2. Hasil pemeriksaan fisik yang mendukung adanya data tentang penyakit dasar yang
mendorong terjadinya abses paru, seperti tanda-tanda proses konsolidasi
diantaranya :
a. Redup pada perkusi,
b. Suara nafas yang meningkat,
c. Sering dijumpai adanya jari tabuh
d. Takikardi
e. Febris
3. Pemeriksaan laboratorium sputum gram, kultur darah dapat mengarah pada
organisme penyebab infeksi. Jika TB dicurigai, tes BTA dan mikobakteri dapat
dilakukan. Pada pemeriksaan darah rutin ditemukan leukositosis, Laju endap
darah meningkat, hitung jenis sel darah putih didapatkan pergeseran ke kiri.
4. Gambaran radiologis yang menunjukkan kavitas dengan proses konsolidasi
disekitarnya, adanya air fluid level yang berubah posisi sesuai dengan gravitasi.
Abses paru sebagai akibat aspirasi paling sering terjadi pada segmen posterior
lobus superior atau segmen superior lobus inferior. Ketebalan dinding abses paru-
paru berlangsung dari tebal ke tipis dan dari dinyatakan sakit hingga tapak
gambaran yang membaik disekitar infeksi paru. Besarnya tingkat udara abses
cairan dalam paru-paru sering sama dalam pandangan posteroanterior atau lateral.

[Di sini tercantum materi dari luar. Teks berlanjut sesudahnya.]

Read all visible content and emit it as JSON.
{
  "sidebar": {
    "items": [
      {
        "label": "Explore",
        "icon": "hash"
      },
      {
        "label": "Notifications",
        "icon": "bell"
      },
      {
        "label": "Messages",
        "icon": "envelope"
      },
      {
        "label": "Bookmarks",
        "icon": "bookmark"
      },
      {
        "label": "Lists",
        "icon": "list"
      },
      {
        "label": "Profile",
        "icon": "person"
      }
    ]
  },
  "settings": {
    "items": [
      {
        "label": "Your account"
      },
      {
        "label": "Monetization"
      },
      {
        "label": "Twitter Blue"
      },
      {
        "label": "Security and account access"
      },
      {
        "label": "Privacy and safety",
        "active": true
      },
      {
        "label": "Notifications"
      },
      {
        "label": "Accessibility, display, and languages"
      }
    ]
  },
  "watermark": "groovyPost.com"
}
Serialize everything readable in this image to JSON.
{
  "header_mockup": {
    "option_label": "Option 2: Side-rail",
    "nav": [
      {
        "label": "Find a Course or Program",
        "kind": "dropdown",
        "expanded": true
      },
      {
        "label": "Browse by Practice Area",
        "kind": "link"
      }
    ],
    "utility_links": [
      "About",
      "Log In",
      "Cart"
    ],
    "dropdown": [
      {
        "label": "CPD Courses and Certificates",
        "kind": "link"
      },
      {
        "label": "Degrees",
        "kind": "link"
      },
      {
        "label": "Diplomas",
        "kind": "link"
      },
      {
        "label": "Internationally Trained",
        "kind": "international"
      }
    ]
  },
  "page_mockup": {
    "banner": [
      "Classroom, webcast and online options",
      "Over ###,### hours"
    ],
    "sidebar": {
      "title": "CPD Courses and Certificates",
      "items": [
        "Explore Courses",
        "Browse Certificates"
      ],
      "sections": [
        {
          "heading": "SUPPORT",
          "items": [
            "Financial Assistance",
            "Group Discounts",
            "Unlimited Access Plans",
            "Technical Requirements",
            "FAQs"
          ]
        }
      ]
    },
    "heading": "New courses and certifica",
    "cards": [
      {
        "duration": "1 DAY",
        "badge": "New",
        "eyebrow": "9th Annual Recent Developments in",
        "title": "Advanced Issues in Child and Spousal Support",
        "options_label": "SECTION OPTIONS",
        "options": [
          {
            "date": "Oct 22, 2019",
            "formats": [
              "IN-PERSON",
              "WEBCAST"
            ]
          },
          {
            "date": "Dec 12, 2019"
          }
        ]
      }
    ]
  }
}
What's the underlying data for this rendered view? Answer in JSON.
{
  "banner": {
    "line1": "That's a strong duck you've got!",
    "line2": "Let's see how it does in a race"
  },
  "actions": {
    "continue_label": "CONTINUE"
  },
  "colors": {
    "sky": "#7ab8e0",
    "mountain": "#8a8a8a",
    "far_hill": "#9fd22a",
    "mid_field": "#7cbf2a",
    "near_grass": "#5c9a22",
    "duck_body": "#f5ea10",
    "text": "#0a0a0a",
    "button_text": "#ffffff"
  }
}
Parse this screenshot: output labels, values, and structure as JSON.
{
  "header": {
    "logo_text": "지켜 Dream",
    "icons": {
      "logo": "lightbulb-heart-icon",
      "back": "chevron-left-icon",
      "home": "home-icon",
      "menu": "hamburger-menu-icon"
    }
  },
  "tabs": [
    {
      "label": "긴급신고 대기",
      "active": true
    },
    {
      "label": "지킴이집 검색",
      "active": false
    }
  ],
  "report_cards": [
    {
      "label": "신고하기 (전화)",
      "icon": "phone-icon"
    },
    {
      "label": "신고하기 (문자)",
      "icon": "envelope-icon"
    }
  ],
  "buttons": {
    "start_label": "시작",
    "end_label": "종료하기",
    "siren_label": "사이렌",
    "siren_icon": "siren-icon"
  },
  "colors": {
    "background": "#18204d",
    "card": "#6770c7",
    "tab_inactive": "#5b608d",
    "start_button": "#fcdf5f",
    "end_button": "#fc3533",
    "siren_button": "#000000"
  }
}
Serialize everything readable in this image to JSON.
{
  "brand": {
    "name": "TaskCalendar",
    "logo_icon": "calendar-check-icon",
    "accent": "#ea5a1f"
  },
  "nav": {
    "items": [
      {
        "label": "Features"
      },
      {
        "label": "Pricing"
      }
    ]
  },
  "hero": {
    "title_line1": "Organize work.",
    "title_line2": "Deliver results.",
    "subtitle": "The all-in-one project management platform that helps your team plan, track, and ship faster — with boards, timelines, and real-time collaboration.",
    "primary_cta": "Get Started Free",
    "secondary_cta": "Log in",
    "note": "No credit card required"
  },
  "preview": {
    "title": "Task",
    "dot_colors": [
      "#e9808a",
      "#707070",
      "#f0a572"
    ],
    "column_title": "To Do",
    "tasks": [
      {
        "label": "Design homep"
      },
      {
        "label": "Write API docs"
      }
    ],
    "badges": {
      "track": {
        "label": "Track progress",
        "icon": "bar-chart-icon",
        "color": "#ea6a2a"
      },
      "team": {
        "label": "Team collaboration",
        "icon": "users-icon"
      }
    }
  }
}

Abses dapat memanjang ke permukaan pleura.
5. Bronkoskopi. Fungsi Bronkoskopi selain diagnostik juga untuk melakukan terapi
drainase bila kavitas tidak berhubungan dengan bronkus.
7
Penatalaksanaan abses paru harus berdasarkan pemeriksaan mikrobiologi
dan data penyakit dasar penderita serta kondisi yang mempengaruhi berat
ringannya infeksi paru. Ada beberapa modalitas terapi yang diberikan pada abses
paru : 2, 4, 5, 9,10
1. Medika Mentosa
Pada era sebelum antibiotika tingkat kematian mencapai 33% pada era
antibiotika maka tingkat kkematian dan prognosa abses paru menjadi lebih baik.
Pilihan pertama antibiotika adalah golongan Penicillin pada saat ini dijumpai
peningkatan abses paru yang disebabkan oleh kuman anaerob (lebih dari 35%
kuman gram negatif anaerob). Maka bisa dipikrkan untuk memilih kombinasi
antibiotika antara golongan penicillin G dengan clindamycin atau dengan
Metronidazole, atau kombinasi clindamycin dan Cefoxitin.
Alternatif lain adalah kombinasi Imipenem dengan B Lactamase
inhibitase, pada penderita dengan pneumonia nosokomial yang berkembang
menjadi Abses paru.
Waktu pemberian antibiotika tergantung dari gejala klinis dan respon
radiologis penderita. Penderita diberikan terapi 2-3 minggu setelah bebas gejala
atau adanya resolusi kavitas, jadi diberikan antibiotika minimal 2-3 minggu.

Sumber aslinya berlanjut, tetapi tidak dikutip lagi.